Sharif N A, Burt D R
Regul Pept. 1983 Dec;7(4):399-411. doi: 10.1016/0167-0115(83)90111-8.
Optimal conditions for measuring receptor binding for thyrotropin-releasing hormone (TRH) in the rat central nervous system (CNS) have been determined using 3H-labelled [3-Me-His2]TRH [( 3H]MeTRH). Binding assays conducted at 0 degree C for 5-6 h using sodium phosphate- and/or Hepes-buffered tissue resuspensions, with subsequent filtration through Whatman GF/B filters, yielded the best results. Association and dissociation of [3H]MeTRH binding to amygdala membranes were time and temperature dependent. Dissociation kinetics appeared biphasic. Progressive reduction in receptor affinity and capacity and increased radioligand breakdown were observed at elevated temperatures. Bacitracin (25-1000 microM) prevented peptide degradation but inhibited receptor binding (8-37%). Detailed competition experiments using MeTRH and other drugs yielded a pharmacological profile similar to that observed previously in other tissues indicating TRH receptor identification. Highest density of TRH receptors was observed in the retina and numerous limbic areas. Monovalent and divalent cations modulated [3H]MeTRH binding by reducing apparent receptor number.

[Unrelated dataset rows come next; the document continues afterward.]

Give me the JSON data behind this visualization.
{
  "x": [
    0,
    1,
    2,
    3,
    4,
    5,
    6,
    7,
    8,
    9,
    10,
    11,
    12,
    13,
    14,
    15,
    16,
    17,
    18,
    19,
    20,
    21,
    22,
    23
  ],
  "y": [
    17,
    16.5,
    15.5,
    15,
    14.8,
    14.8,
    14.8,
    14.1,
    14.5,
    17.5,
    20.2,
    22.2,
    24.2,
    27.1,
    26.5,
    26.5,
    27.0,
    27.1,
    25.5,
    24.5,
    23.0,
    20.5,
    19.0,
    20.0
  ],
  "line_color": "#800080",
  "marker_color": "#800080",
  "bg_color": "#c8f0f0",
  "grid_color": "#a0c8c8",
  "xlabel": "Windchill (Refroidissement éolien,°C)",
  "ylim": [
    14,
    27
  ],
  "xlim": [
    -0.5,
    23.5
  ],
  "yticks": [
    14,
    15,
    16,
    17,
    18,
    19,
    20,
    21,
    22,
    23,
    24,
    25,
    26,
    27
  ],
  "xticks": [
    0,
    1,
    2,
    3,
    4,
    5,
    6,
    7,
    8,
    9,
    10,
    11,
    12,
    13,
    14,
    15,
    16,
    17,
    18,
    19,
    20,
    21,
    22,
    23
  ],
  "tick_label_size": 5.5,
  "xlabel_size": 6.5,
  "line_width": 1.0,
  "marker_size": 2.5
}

利用3H标记的[3-甲基-组氨酸2]促甲状腺激素释放激素(TRH)([3H]MeTRH),已确定了大鼠中枢神经系统(CNS)中测量促甲状腺激素释放激素(TRH)受体结合的最佳条件。使用磷酸钠和/或Hepes缓冲的组织重悬液,在0℃下进行5-6小时的结合测定,随后通过Whatman GF/B滤纸过滤,可获得最佳结果。[3H]MeTRH与杏仁核膜的结合和解离具有时间和温度依赖性。解离动力学呈双相性。在升高的温度下,观察到受体亲和力和容量逐渐降低以及放射性配体分解增加。杆菌肽(25-1000微摩尔)可防止肽降解,但会抑制受体结合(8-37%)。使用MeTRH和其他药物进行的详细竞争实验产生了与先前在其他组织中观察到的相似的药理学特征,表明TRH受体得到了鉴定。在视网膜和许多边缘区域观察到TRH受体的最高密度。单价和二价阳离子通过减少表观受体数量来调节[3H]MeTRH的结合。